ケーブルタイ

ケーブルタイ

ケーブルタイ(ホースタイ、ジップタイとも呼ばれる)は、主に電線やケーブルなどの物品を束ねるための留め具の一種です。低コスト、使いやすさ、そして高い結束力から、ケーブルタイは広く普及しており、様々な用途で利用されています。

ナイロン製ケーブルタイ

一般的なケーブルタイは通常ナイロン製で、柔軟なテープ部分に歯が付いており、ヘッド部分の爪と噛み合ってラチェット機構を形成します。そのため、テープ部分の自由端を引っ張るとケーブルタイが締まり、ほどけることはありません。一部のケーブルタイには、ラチェットを解除するためのタブが付いており、これを押すことでケーブルタイを緩めたり取り外したり、場合によっては再利用することができます。ステンレス鋼製のものや、頑丈なプラスチックでコーティングされたものは、屋外用途や危険な環境に対応しています。

設計と使用

最も一般的なケーブルタイは、柔軟なナイロンテープにギアラックが一体化されており、片端には小さな開口部のあるケースの中にラチェットが付いています。ケーブルタイの先端をケースに通してラチェットを越えると、それ以上引き戻すことができなくなり、できたループは締め付けることしかできません。これにより、複数のケーブルを束ねてケーブルツリーを形成できます。

ステンレス製ケーブルタイ

ケーブルタイ締め付け装置または工具を使用すると、ケーブルタイを特定の張力で締め付けることができます。この工具は、余分なケーブルの端をヘッドと面一になるように切断し、怪我の原因となる鋭利なエッジを防ぎます。
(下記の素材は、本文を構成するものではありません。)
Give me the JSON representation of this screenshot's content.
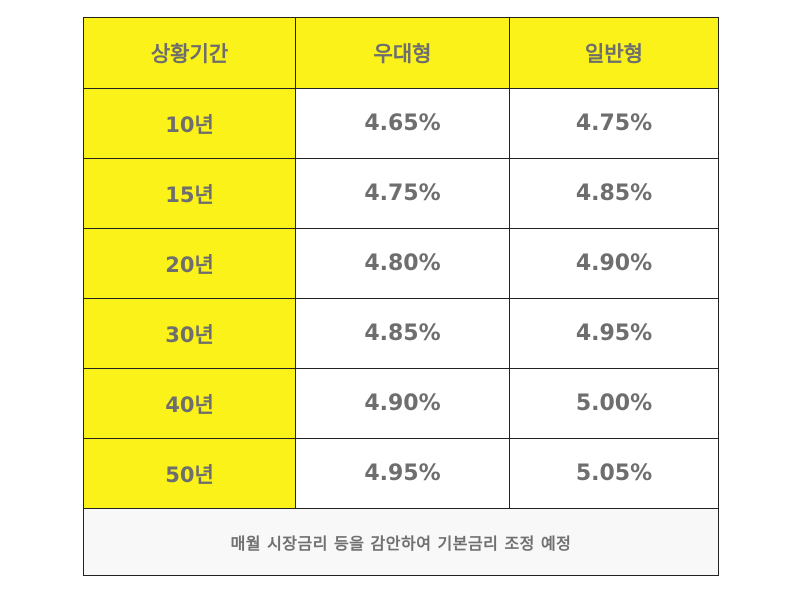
{
  "table": {
    "headers": [
      "상황기간",
      "우대형",
      "일반형"
    ],
    "rows": [
      {
        "period": "10년",
        "preferred": "4.65%",
        "general": "4.75%"
      },
      {
        "period": "15년",
        "preferred": "4.75%",
        "general": "4.85%"
      },
      {
        "period": "20년",
        "preferred": "4.80%",
        "general": "4.90%"
      },
      {
        "period": "30년",
        "preferred": "4.85%",
        "general": "4.95%"
      },
      {
        "period": "40년",
        "preferred": "4.90%",
        "general": "5.00%"
      },
      {
        "period": "50년",
        "preferred": "4.95%",
        "general": "5.05%"
      }
    ],
    "footer_note": "매월 시장금리 등을 감안하여 기본금리 조정 예정"
  },
  "colors": {
    "highlight": "#fbf21a",
    "text": "#6e6e6e",
    "border": "#222222",
    "footer_bg": "#f8f8f8"
  }
}
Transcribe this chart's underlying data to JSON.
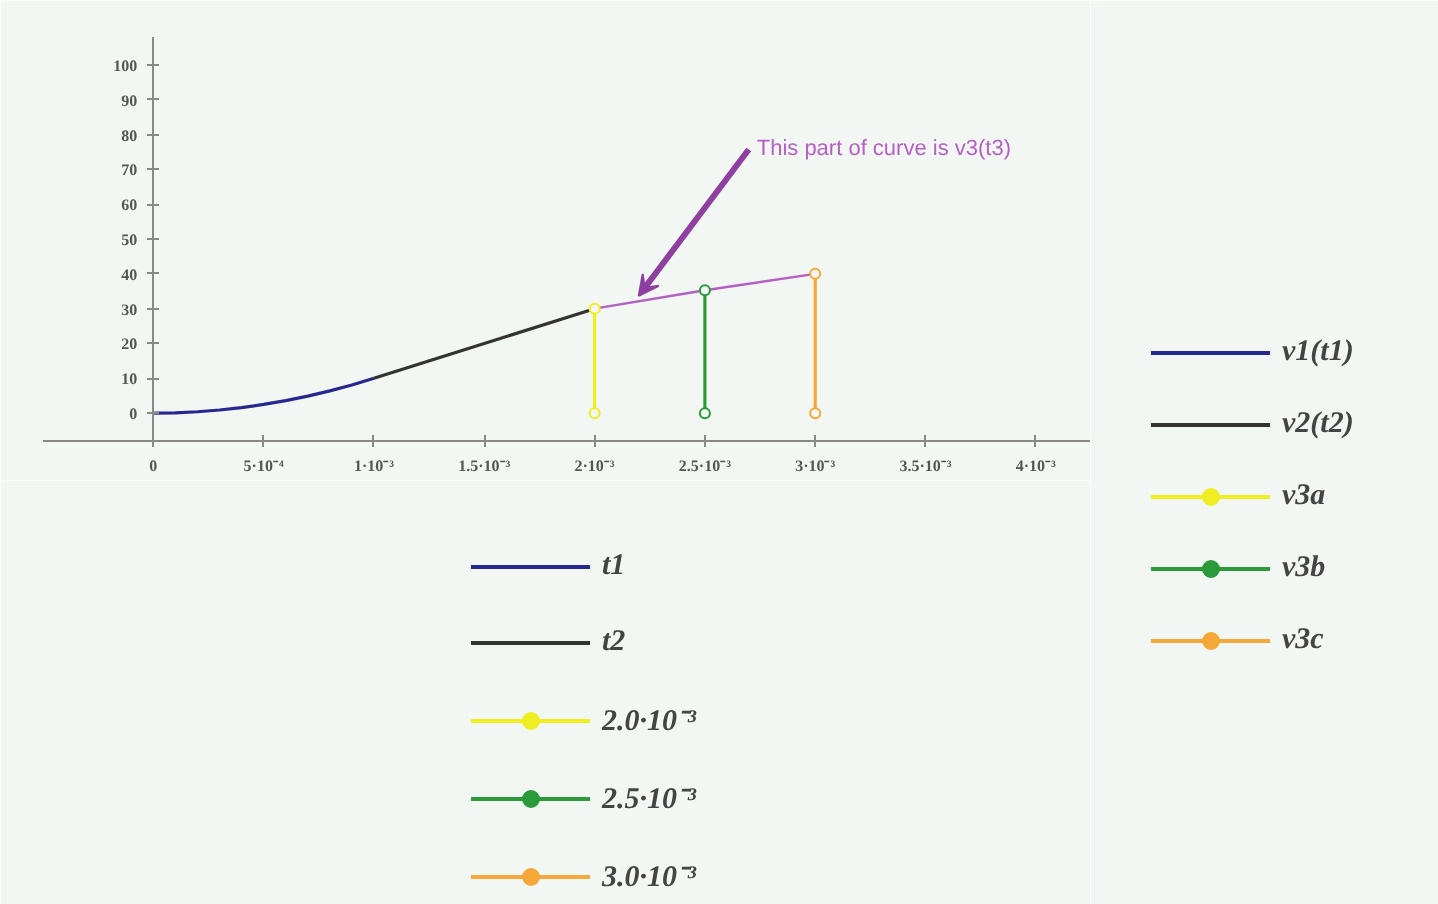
{
  "chart_data": {
    "type": "line",
    "xlim": [
      -0.0005,
      0.00425
    ],
    "ylim": [
      -8,
      108
    ],
    "xticks": [
      0,
      {
        "value": 0.0005,
        "label": "5·10⁻⁴"
      },
      {
        "value": 0.001,
        "label": "1·10⁻³"
      },
      {
        "value": 0.0015,
        "label": "1.5·10⁻³"
      },
      {
        "value": 0.002,
        "label": "2·10⁻³"
      },
      {
        "value": 0.0025,
        "label": "2.5·10⁻³"
      },
      {
        "value": 0.003,
        "label": "3·10⁻³"
      },
      {
        "value": 0.0035,
        "label": "3.5·10⁻³"
      },
      {
        "value": 0.004,
        "label": "4·10⁻³"
      }
    ],
    "yticks": [
      0,
      10,
      20,
      30,
      40,
      50,
      60,
      70,
      80,
      90,
      100
    ],
    "grid": false,
    "legend": "right",
    "series": [
      {
        "name": "v1(t1)",
        "color": "#27288f",
        "x": [
          0,
          0.0001,
          0.0002,
          0.0003,
          0.0004,
          0.0005,
          0.0006,
          0.0007,
          0.0008,
          0.0009,
          0.001
        ],
        "values": [
          0,
          0.1,
          0.4,
          0.9,
          1.6,
          2.5,
          3.6,
          4.9,
          6.4,
          8.1,
          10
        ]
      },
      {
        "name": "v2(t2)",
        "color": "#333333",
        "x": [
          0.001,
          0.0015,
          0.002
        ],
        "values": [
          10,
          20,
          30
        ]
      },
      {
        "color": "#b45fc3",
        "x": [
          0.002,
          0.0025,
          0.003
        ],
        "values": [
          30,
          35.3,
          40
        ]
      },
      {
        "name": "v3a",
        "color": "#eeee22",
        "marker": "circle",
        "x": [
          0.002,
          0.002
        ],
        "values": [
          0,
          30
        ]
      },
      {
        "name": "v3b",
        "color": "#2a9a3a",
        "marker": "circle",
        "x": [
          0.0025,
          0.0025
        ],
        "values": [
          0,
          35.3
        ]
      },
      {
        "name": "v3c",
        "color": "#f5a83a",
        "marker": "circle",
        "x": [
          0.003,
          0.003
        ],
        "values": [
          0,
          40
        ]
      }
    ],
    "annotations": [
      {
        "text": "This part of curve is v3(t3)",
        "x": 0.0022,
        "y": 32
      },
      "t1",
      "t2",
      "2.0·10⁻³",
      "2.5·10⁻³",
      "3.0·10⁻³"
    ]
  }
}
軽作業用工具はハンドルを指で握って操作しますが、重作業用工具は圧縮空気またはソレノイドで駆動し、反復性ストレス障害を防止します。

屋外用途における紫外線耐性を高めるため、ポリマー鎖を保護しケーブルタイの耐用年数を延ばす目的で、最低2%のカーボンブラックを含むナイロンが使用されています。[要出典] 食品業界向けには青色のケーブルタイが供給されており、工業用金属探知機で検出できるように金属添加剤が含まれています。

ネクタイ ss

ステンレス鋼製のケーブルタイは、難燃用途にも使用できます。また、異種金属(例えば亜鉛メッキされたケーブルトレイ)によるガルバニック腐食を防ぐために、コーティングされたステンレス鋼製のケーブルタイも用意されています。

歴史

ケーブルタイは、1958年に電気機器メーカーのトーマス&ベッツ社によって「タイラップ」というブランド名で初めて発明されました。当初は航空機の配線ハーネス用に設計されたもので、初期のデザインは金属製の歯を使用しており、現在でも入手可能です。その後、メーカーはナイロン/プラスチック製のデザインに変更しました。

長年にわたり、この設計は拡張・発展を遂げ、数多くの派生製品が生み出されてきた。その一例として、結腸吻合における巾着縫合の代替として開発された自己固定ループが挙げられる。

タイラップ結束バンドの発明者であるモーラス・C・ローガンは、トーマス&ベッツ社に勤務し、研究開発担当副社長として同社でのキャリアを終えました。トーマス&ベッツ社在籍中、彼は同社の数々の成功製品の開発と販売に貢献しました。ローガンは2007年11月12日、86歳で亡くなりました。

ケーブルタイのアイデアは、1956年にボーイング社の航空機製造工場を見学していた際にローガンにひらめいた。航空機の配線作業は、長さ50フィートの合板に何千フィートもの電線を並べ、結び目のあるワックスコーティングされた編み込みナイロンコードで固定するという、煩雑で細かな作業だった。それぞれの結び目は、コードを指に巻き付けてしっかりと締め付ける必要があり、その際に作業員の指が切れて分厚いタコができたり、「ハンバーガーのような手」になったりすることもあった。ローガンは、この重要な作業をもっと簡単で、怪我をしにくい方法で行えるはずだと確信していた。

その後数年間、ローガンは様々な道具や材料を試作した。そして1958年6月24日、タイラップ結束バンドの特許を出願した。